Si le juge d’instruction est souvent présenté comme un magistrat solitaire, les dossiers dévolus au service se prêtent souvent à la pratique de la cosaisine lorsque la gravité ou la complexité de l’affaire le justifie. Par ailleurs, le pôle financier dispose de plusieurs assistants spécialisés et attachés de justice qui apportent leur soutien aux magistrats instructeurs. Toutefois, avec un seul assistant spécialisé cyber actuellement, cette notion d’équipe autour du magistrat demeure peu étoffée alors que le service CFC fait pourtant face à des dossiers de plus en plus nourris sur un plan technique, ce qui n’est pas sans soulever quelques inquiétudes.
Ce service dispose de compétences particulières d’un point de vue géographique et matériel. Il instruit les dossiers au titre :
De la juridiction interrégionale spécialisée (JIRS) créée en 2004, pour les dossiers revêtant une grande complexité ; de la JUNALCO créée en 2019, opérant au tribunal judicaire de Paris exclusivement, en charge de la lutte contre la criminalité de très grande complexité ; de la compétence concurrente nationale (CCN) qui permet de centraliser des faits de nature cyber ayant lieu sur l’ensemble du territoire. Cette spécificité offre l’avantage de favoriser la cartographie des phénomènes criminels numériques, de permettre les rapprochements et de regrouper de manière cohérente les procédures afin d’élaborer une réponse pénale adaptée.
Panorama des types de dossiers traités
La cybercriminalité recouvre les crimes et délits commis à l’encontre ou par le biais des systèmes d’information. Le service CFC n’a donc pas vocation à traiter les affaires portant sur la haine et la diffamation en ligne, le cyberharcèlement et la pédopornographie en ligne notamment qui relèvent d’autres services de l’instruction.
L’essentiel des dossiers « cyber » traités par le service porte sur des infractions qui constituent le vecteur de la commission d’infractions relevant de la criminalité organisée et financière. Ainsi, le caractère hybride mentionné dans la dénomination du service trouve toute son expression. Au rang de ces dossiers, il est possible d’en établir une liste, non-exhaustive, qui occupe la majeure partie de nos cabinets : le déploiement de solutions de téléphonie chiffrée à des fins criminelles ; les atteintes aux systèmes de traitement automatisé de données (STAD) : rançongiciels ou faux supports informatiques ; les plateformes d’échanges de cryptoactifs (PSAN) qui contreviennent à la réglementation LBC-FT et participent à l’opacification des flux financiers illicites ; les escroqueries en bande organisée et fraudes de grande ampleur (notamment FOVI, fraude l’investissement du type pyramide de Ponzi ou pig butchering…).

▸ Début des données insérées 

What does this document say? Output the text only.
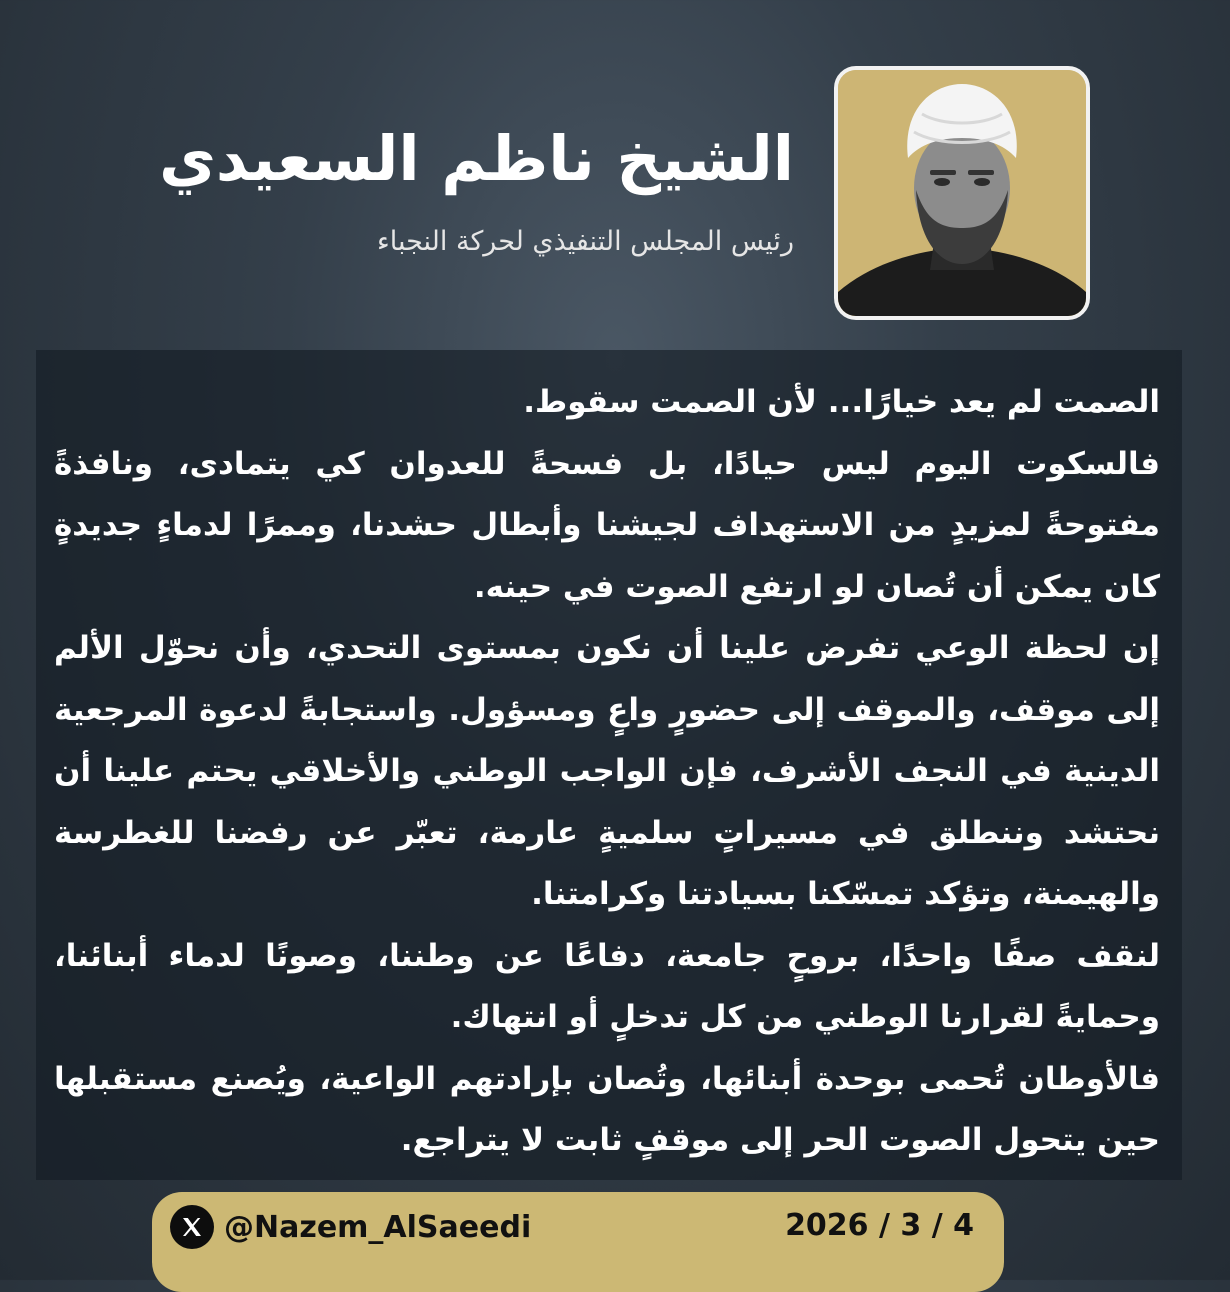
الشيخ ناظم السعيدي
رئيس المجلس التنفيذي لحركة النجباء

الصمت لم يعد خيارًا... لأن الصمت سقوط.

فالسكوت اليوم ليس حيادًا، بل فسحةً للعدوان كي يتمادى، ونافذةً مفتوحةً لمزيدٍ من الاستهداف لجيشنا وأبطال حشدنا، وممرًا لدماءٍ جديدةٍ كان يمكن أن تُصان لو ارتفع الصوت في حينه.

إن لحظة الوعي تفرض علينا أن نكون بمستوى التحدي، وأن نحوّل الألم إلى موقف، والموقف إلى حضورٍ واعٍ ومسؤول. واستجابةً لدعوة المرجعية الدينية في النجف الأشرف، فإن الواجب الوطني والأخلاقي يحتم علينا أن نحتشد وننطلق في مسيراتٍ سلميةٍ عارمة، تعبّر عن رفضنا للغطرسة والهيمنة، وتؤكد تمسّكنا بسيادتنا وكرامتنا.

لنقف صفًا واحدًا، بروحٍ جامعة، دفاعًا عن وطننا، وصونًا لدماء أبنائنا، وحمايةً لقرارنا الوطني من كل تدخلٍ أو انتهاك.

فالأوطان تُحمى بوحدة أبنائها، وتُصان بإرادتهم الواعية، ويُصنع مستقبلها حين يتحول الصوت الحر إلى موقفٍ ثابت لا يتراجع.

@Nazem_AlSaeedi	2026 / 3 / 4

Ont été traitées et sont toujours en cours des informations judiciaires portant sur le déploiement, par des organisations souvent implantées hors du territoire national (en Amérique du Nord notamment), de solutions de téléphonie chiffrée extrêmement sophistiquées par le recours à plusieurs couches de chiffrement et à une infrastructure technique robuste. A titre d’exemple, un dossier, récemment clôturé à l’instruction, a nécessité un investissement conséquent sur cinq années et s’est articulé par la mise en place de méthodes de travail et d’une synergie adaptées pour répondre aux multiples défis soulevés (en terme de ressources humaines, techniques et d’entraide internationale). La mise à jour de très nombreux phénomènes criminels de haute intensité a ainsi permis et permet encore, d’initier, voire d’alimenter, un nombre significatif de dossiers incidents conduisant au démantèlement d’infrastructures criminelles et à des interpellations sur l’ensemble du globe (atteinte à la vie, trafic international de stupéfiants, blanchiment de capitaux…).

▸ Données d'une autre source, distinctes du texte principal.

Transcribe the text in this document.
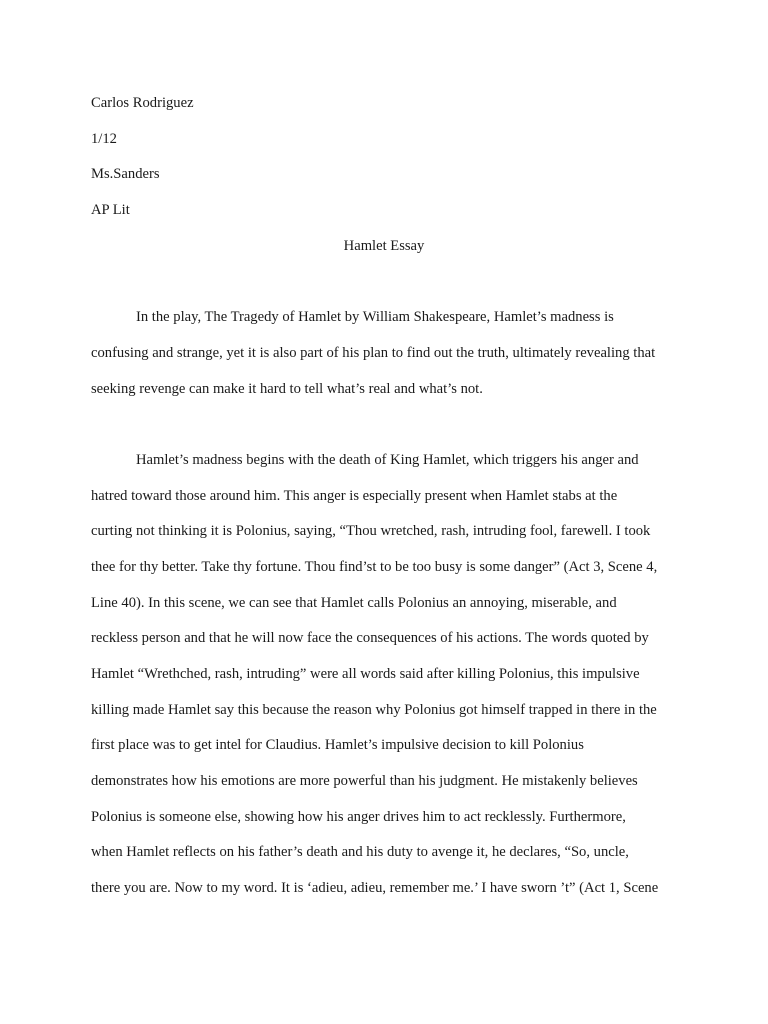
Carlos Rodriguez
1/12
Ms.Sanders
AP Lit
Hamlet Essay
In the play, The Tragedy of Hamlet by William Shakespeare, Hamlet’s madness is
confusing and strange, yet it is also part of his plan to find out the truth, ultimately revealing that
seeking revenge can make it hard to tell what’s real and what’s not.
Hamlet’s madness begins with the death of King Hamlet, which triggers his anger and
hatred toward those around him. This anger is especially present when Hamlet stabs at the
curting not thinking it is Polonius, saying, “Thou wretched, rash, intruding fool, farewell. I took
thee for thy better. Take thy fortune. Thou find’st to be too busy is some danger” (Act 3, Scene 4,
Line 40). In this scene, we can see that Hamlet calls Polonius an annoying, miserable, and
reckless person and that he will now face the consequences of his actions. The words quoted by
Hamlet “Wrethched, rash, intruding” were all words said after killing Polonius, this impulsive
killing made Hamlet say this because the reason why Polonius got himself trapped in there in the
first place was to get intel for Claudius. Hamlet’s impulsive decision to kill Polonius
demonstrates how his emotions are more powerful than his judgment. He mistakenly believes
Polonius is someone else, showing how his anger drives him to act recklessly. Furthermore,
when Hamlet reflects on his father’s death and his duty to avenge it, he declares, “So, uncle,
there you are. Now to my word. It is ‘adieu, adieu, remember me.’ I have sworn ’t” (Act 1, Scene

Les milliers d’interpellations, tant en France qu’à travers le monde, ont été sources d’un contentieux juridique au volume conséquent générant des jurisprudences très fournies, souvent novatrices, compte tenu des défis et problématiques posés par l’emploi de ces nouvelles technologies (portant notamment sur l’interception de masse ainsi que sur l’admissibilité des éléments de preuves recueillis au moyen d’interception et de captation judiciaires).
La quête d’anonymat se retrouve, par ailleurs, sur Internet par l’utilisation notamment de VPN qui, si elle n’est pas interdite, peut être utilisée pour masquer des activités illégales.

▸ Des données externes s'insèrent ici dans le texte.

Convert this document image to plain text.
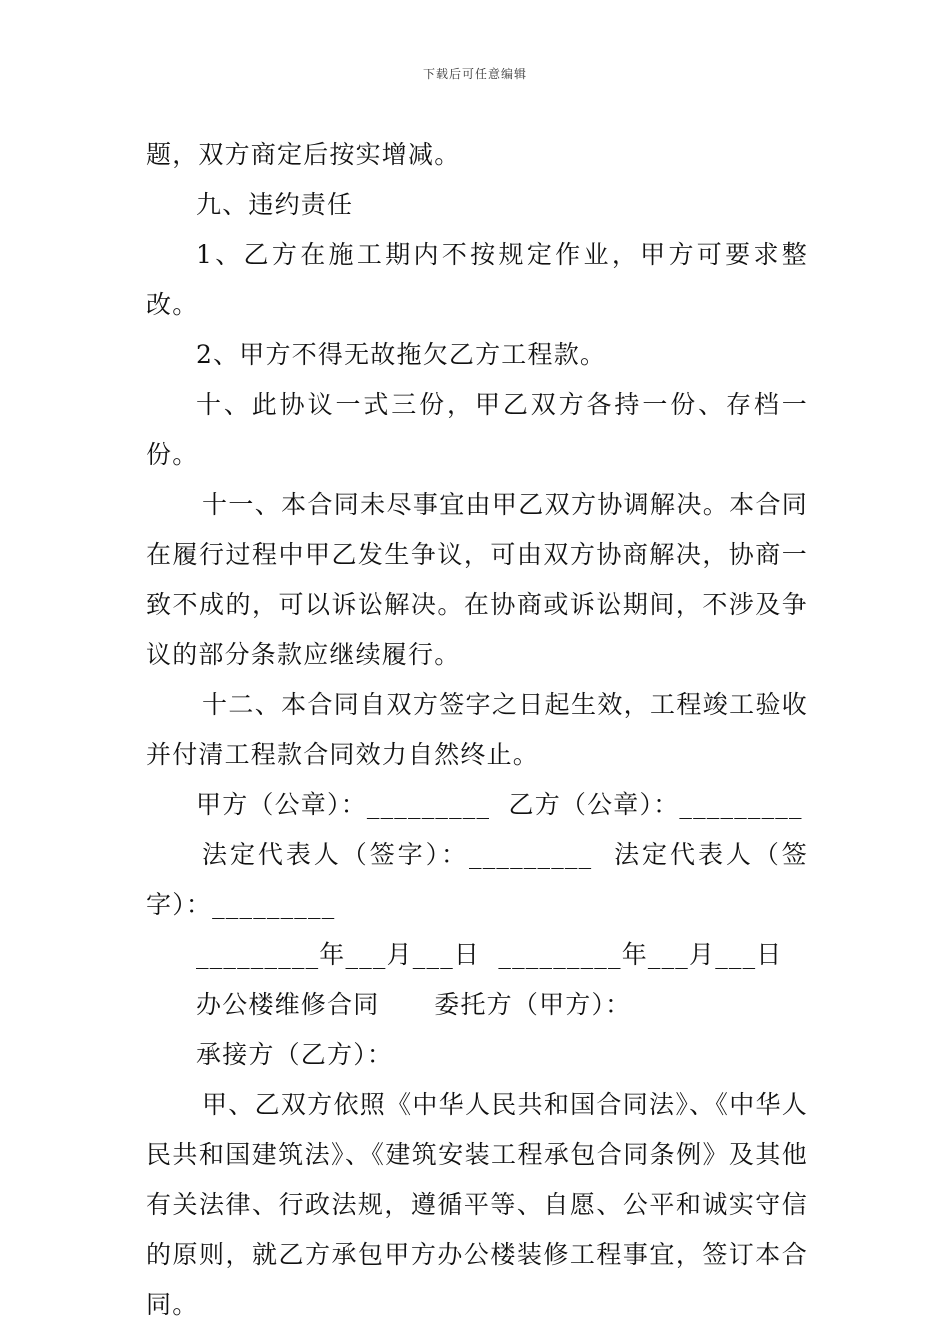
下载后可任意编辑

题，双方商定后按实增减。

九、违约责任

1、乙方在施工期内不按规定作业，甲方可要求整改。

2、甲方不得无故拖欠乙方工程款。

十、此协议一式三份，甲乙双方各持一份、存档一份。

十一、本合同未尽事宜由甲乙双方协调解决。本合同在履行过程中甲乙发生争议，可由双方协商解决，协商一致不成的，可以诉讼解决。在协商或诉讼期间，不涉及争议的部分条款应继续履行。

十二、本合同自双方签字之日起生效，工程竣工验收并付清工程款合同效力自然终止。

甲方（公章）：_________  乙方（公章）：_________

法定代表人（签字）：_________  法定代表人（签字）：_________

_________年___月___日  _________年___月___日

办公楼维修合同      委托方（甲方）：

承接方（乙方）：

甲、乙双方依照《中华人民共和国合同法》、《中华人民共和国建筑法》、《建筑安装工程承包合同条例》及其他有关法律、行政法规，遵循平等、自愿、公平和诚实守信的原则，就乙方承包甲方办公楼装修工程事宜，签订本合同。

Si le nombre de cyberattaques ciblant les grandes enseignes ou entreprises est constant, on remarque que les groupes de rançongiciels ciblent de plus en plus les petites et moyennes entreprises en raison, sans doute, d’un moindre investissement de ces dernier dans la cyberdéfense. En effet, une simple analyse coûts-avantages oriente les cybercriminels vers les organisations disposant d’infrastructures moins sécurisées. La plupart des opérateurs de rançongiciels choisissent leurs cibles en fonction de la taille, de la probabilité d’un paiement et de l’effort requis pour compromettre les systèmes de la cible.
Le dark web, accessible principalement par le réseau Tor, constitue un catalyseur clé de la cybercriminalité, permettant aux délinquants de partager leurs connaissances, leurs outils et leurs services de manière plus dissimulée.
Les défis quotidiens auxquels nous sommes confrontés s’agissant du recueil de la preuve numérique dans le traitement des dossiers concernent principalement :
L’indisponibilité des données, en particulier lorsqu’elles sont supprimées, en raison de règles incohérentes et inadaptées en matière de durée de conservation des données à des fins répressives ;
l’impossibilité de récupération des données, en particulier en cas d’échec de l’extraction à partir d’un support numérique ; le caractère illisible / inintelligible des données, en raison du chiffrement ; l’impossibilité matérielle d’analyser les données dans toutes les situations ; la difficulté à obtenir les données, en raison de système juridiques différents.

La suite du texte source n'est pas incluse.